Italy round on crutches: Torre quarto

Arnt Egil Nordlien

Arnt Egil Nordlien
”Non, Sire, c’est une révolution”, this quote is what people mostly associate with the dukes of Rochefoucauld. This was the liberal Francois Alexandre Frederic, Duke of Rochefoucauld’s answer to the french king Louis XVI on his question July 12th 1789 if there was a revolt going on.
A couple of generations later, in 1847, shall the Duke of Rochefoucauld again create upheaval this time in the small area Cerignola in Apulia in south of Italy. The duke has bought most of the land in the area and is building a huge winery. 3000 hectars of land is planted with vines. The variety was important to the Duke. He personally wanted the winery planted with his favorite the Malbec-grape. Vines were cut and sent from France. Rails were laid all the way to the winery and makes it possible to send the wines back to France. The locals name the winery becomes Quarto ducale the dukes quarter as it makes up a quarter of the total Cerignola-district. When the winery is finished it is said to have been the largest single unit ever for agricultural production.
But times are a changing. And with the time the French influence disappears in Italy. And with the changing of leadership, the Quarto ducale decays. But the influence of the malbec-grape remains. Later it becomes part of the local appellation of Rosso di Cerignola.
In 1930 the Cirillo-Farrusi-family buys parts of the old winery and restores it. The winery gets the name Torre quarto after the tower on the old farm. 60 hectars of vines are brought back into production. Still most of these vines are from the malbec-variety.

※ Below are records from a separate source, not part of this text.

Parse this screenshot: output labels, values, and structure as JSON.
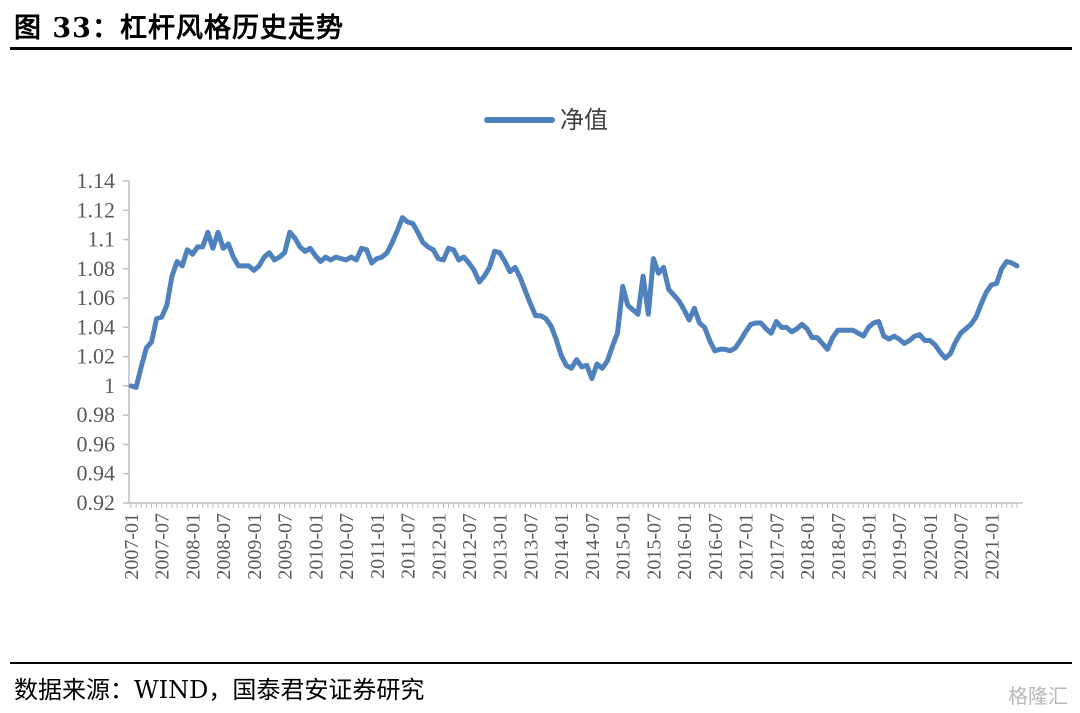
{
  "header": {
    "title": "图 33：杠杆风格历史走势"
  },
  "footer": {
    "source": "数据来源：WIND，国泰君安证券研究",
    "watermark": "格隆汇"
  },
  "colors": {
    "series": "#4F81BD",
    "axis": "#BFBFBF",
    "text": "#595959"
  },
  "chart_data": {
    "type": "line",
    "title": "",
    "xlabel": "",
    "ylabel": "",
    "ylim": [
      0.92,
      1.14
    ],
    "yticks": [
      "1.14",
      "1.12",
      "1.1",
      "1.08",
      "1.06",
      "1.04",
      "1.02",
      "1",
      "0.98",
      "0.96",
      "0.94",
      "0.92"
    ],
    "xticks": [
      "2007-01",
      "2007-07",
      "2008-01",
      "2008-07",
      "2009-01",
      "2009-07",
      "2010-01",
      "2010-07",
      "2011-01",
      "2011-07",
      "2012-01",
      "2012-07",
      "2013-01",
      "2013-07",
      "2014-01",
      "2014-07",
      "2015-01",
      "2015-07",
      "2016-01",
      "2016-07",
      "2017-01",
      "2017-07",
      "2018-01",
      "2018-07",
      "2019-01",
      "2019-07",
      "2020-01",
      "2020-07",
      "2021-01"
    ],
    "legend": {
      "position": "top"
    },
    "grid": false,
    "series": [
      {
        "name": "净值",
        "x": [
          "2007-01",
          "2007-02",
          "2007-03",
          "2007-04",
          "2007-05",
          "2007-06",
          "2007-07",
          "2007-08",
          "2007-09",
          "2007-10",
          "2007-11",
          "2007-12",
          "2008-01",
          "2008-02",
          "2008-03",
          "2008-04",
          "2008-05",
          "2008-06",
          "2008-07",
          "2008-08",
          "2008-09",
          "2008-10",
          "2008-11",
          "2008-12",
          "2009-01",
          "2009-02",
          "2009-03",
          "2009-04",
          "2009-05",
          "2009-06",
          "2009-07",
          "2009-08",
          "2009-09",
          "2009-10",
          "2009-11",
          "2009-12",
          "2010-01",
          "2010-02",
          "2010-03",
          "2010-04",
          "2010-05",
          "2010-06",
          "2010-07",
          "2010-08",
          "2010-09",
          "2010-10",
          "2010-11",
          "2010-12",
          "2011-01",
          "2011-02",
          "2011-03",
          "2011-04",
          "2011-05",
          "2011-06",
          "2011-07",
          "2011-08",
          "2011-09",
          "2011-10",
          "2011-11",
          "2011-12",
          "2012-01",
          "2012-02",
          "2012-03",
          "2012-04",
          "2012-05",
          "2012-06",
          "2012-07",
          "2012-08",
          "2012-09",
          "2012-10",
          "2012-11",
          "2012-12",
          "2013-01",
          "2013-02",
          "2013-03",
          "2013-04",
          "2013-05",
          "2013-06",
          "2013-07",
          "2013-08",
          "2013-09",
          "2013-10",
          "2013-11",
          "2013-12",
          "2014-01",
          "2014-02",
          "2014-03",
          "2014-04",
          "2014-05",
          "2014-06",
          "2014-07",
          "2014-08",
          "2014-09",
          "2014-10",
          "2014-11",
          "2014-12",
          "2015-01",
          "2015-02",
          "2015-03",
          "2015-04",
          "2015-05",
          "2015-06",
          "2015-07",
          "2015-08",
          "2015-09",
          "2015-10",
          "2015-11",
          "2015-12",
          "2016-01",
          "2016-02",
          "2016-03",
          "2016-04",
          "2016-05",
          "2016-06",
          "2016-07",
          "2016-08",
          "2016-09",
          "2016-10",
          "2016-11",
          "2016-12",
          "2017-01",
          "2017-02",
          "2017-03",
          "2017-04",
          "2017-05",
          "2017-06",
          "2017-07",
          "2017-08",
          "2017-09",
          "2017-10",
          "2017-11",
          "2017-12",
          "2018-01",
          "2018-02",
          "2018-03",
          "2018-04",
          "2018-05",
          "2018-06",
          "2018-07",
          "2018-08",
          "2018-09",
          "2018-10",
          "2018-11",
          "2018-12",
          "2019-01",
          "2019-02",
          "2019-03",
          "2019-04",
          "2019-05",
          "2019-06",
          "2019-07",
          "2019-08",
          "2019-09",
          "2019-10",
          "2019-11",
          "2019-12",
          "2020-01",
          "2020-02",
          "2020-03",
          "2020-04",
          "2020-05",
          "2020-06",
          "2020-07",
          "2020-08",
          "2020-09",
          "2020-10",
          "2020-11",
          "2020-12",
          "2021-01",
          "2021-02",
          "2021-03",
          "2021-04",
          "2021-05",
          "2021-06"
        ],
        "values": [
          1.0,
          0.999,
          1.013,
          1.026,
          1.03,
          1.046,
          1.047,
          1.055,
          1.075,
          1.085,
          1.082,
          1.093,
          1.09,
          1.095,
          1.095,
          1.105,
          1.094,
          1.105,
          1.094,
          1.097,
          1.088,
          1.082,
          1.082,
          1.082,
          1.079,
          1.082,
          1.088,
          1.091,
          1.086,
          1.088,
          1.091,
          1.105,
          1.101,
          1.095,
          1.092,
          1.094,
          1.089,
          1.085,
          1.088,
          1.086,
          1.088,
          1.087,
          1.086,
          1.088,
          1.086,
          1.094,
          1.093,
          1.084,
          1.087,
          1.088,
          1.091,
          1.098,
          1.106,
          1.115,
          1.112,
          1.111,
          1.105,
          1.098,
          1.095,
          1.093,
          1.087,
          1.086,
          1.094,
          1.093,
          1.086,
          1.088,
          1.084,
          1.079,
          1.071,
          1.075,
          1.081,
          1.092,
          1.091,
          1.085,
          1.078,
          1.081,
          1.074,
          1.065,
          1.056,
          1.048,
          1.048,
          1.046,
          1.041,
          1.032,
          1.021,
          1.014,
          1.012,
          1.018,
          1.013,
          1.014,
          1.005,
          1.015,
          1.012,
          1.017,
          1.027,
          1.036,
          1.068,
          1.055,
          1.052,
          1.049,
          1.075,
          1.049,
          1.087,
          1.077,
          1.081,
          1.066,
          1.062,
          1.058,
          1.052,
          1.045,
          1.053,
          1.043,
          1.04,
          1.031,
          1.024,
          1.025,
          1.025,
          1.024,
          1.026,
          1.031,
          1.037,
          1.042,
          1.043,
          1.043,
          1.039,
          1.036,
          1.044,
          1.04,
          1.04,
          1.037,
          1.039,
          1.042,
          1.039,
          1.033,
          1.033,
          1.029,
          1.025,
          1.033,
          1.038,
          1.038,
          1.038,
          1.038,
          1.036,
          1.034,
          1.04,
          1.043,
          1.044,
          1.034,
          1.032,
          1.034,
          1.032,
          1.029,
          1.031,
          1.034,
          1.035,
          1.031,
          1.031,
          1.028,
          1.023,
          1.019,
          1.022,
          1.03,
          1.036,
          1.039,
          1.042,
          1.047,
          1.056,
          1.064,
          1.069,
          1.07,
          1.08,
          1.085,
          1.084,
          1.082
        ]
      }
    ]
  }
}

The red wines from Torre quarto is made by a blend of around three quarters malbec and the rest is the local grape of pride - Uva di Troia. As first producer in the area, Torre quarto starts bottling their own wine and exporting it. Production is about 18000 cases annually. In the best years a riserva is made, but never more than 2000 cases. Torre quarto fast gets a very good reputation. Especially for the ability to age well, even 20-30 years. During this period from the 30’s and up to around 1970 Torre quarto gets known as one of southern Italy’s best red wines.
According to Burton Anderson regional authorities was involved as owners during the 80’s. But according to Torre quartos homepage the winery is today owned by the Cirillo-Farrusi-family. But the quality of the wines seems to have faded during this period. Another thing to notice is that the malbec-grape is no longer used at Torre quarto. It has been replaced by cabernet, merlot, sangiovese, montepulciano, primitive and negroamaro. Some time ago I was lucky enough to buy some older wines from Torre quarto. Here are the notes:

Torre Quarto 1974
Fine bottle, A-level fill. Deep brown-red colour. Deep, but badly browning. The nose shows some oxidation. But also earth, tobacco, chocolate, light floral notes. Fullbodied and still lots of fruit in the mouth. Slightly rustic, earthy style with too much oxidation in the fruit. Medium acidity. Some tannins on the finish. Hope for better bottles out there.

Torre Quarto riserva 1968
Fine bottle, A-level fill. Deep brown-red colour. Quite weird nose, but not unpleasant. Confected liquorice, paint (not VA). Complex, lots of high notes. Fullbodied and tight wine in the mouth. Full of life with lots of fruit. A bit warm with confected liquorice, blueberries, floral high-notes. A bit soft in the middle with low acids. Some tannins in the back. A slight metallic note on the finish. Good wine, although a peculiar one. Still lots of life.

Torre Quarto riserva speciale 1953
Fine bottle, level B. Onion-skin colour. Light and quite a lot of brown. Very pretty and complex nose. Dust, citrus, anise and fine floral high-notes. Intense and very pretty. Mature, but intense wine in the mouth. Very pretty taste-curve with sweetness from the fruit all the way through. Complex tertiary flavours. Dust, citrus, anise, lots of florality. Very transparent almost like a very old nebbiolo. Fine acidity and some tannins still fighting in the back giving the wine a long taste. Roses on the finish. Great great wine. Drink now.

Don Marcello 2006, Torre quarto
As an afterthough I also bought a bottle of one of the wines made today at Torre quarto. This cuvee is made from 25% Uva di Troia, 20% each sangiovese/cabernet/merlot and 15% montepulciano. Deep red colour. Typical sunwarm fruit on the nose. Cherries, anise and tobacco-notes. Fullbodied and very soft wine in the mouth. Warm and sweetish fruit. Anise, tobacco-notes and a touch of oak. Medium concentration. Very little structure. Too soft style. Low acids and short taste. Boring wine and very modest quality. Browsing the web-site of Torre quarto it looks like none of the wines made today contains any malbec. They do grow cabernet, merlot and chardonnay though. It is very sad considering the glorious past of this estate that they have replaced a wine with such a distinguished personality with something as totally boring as this.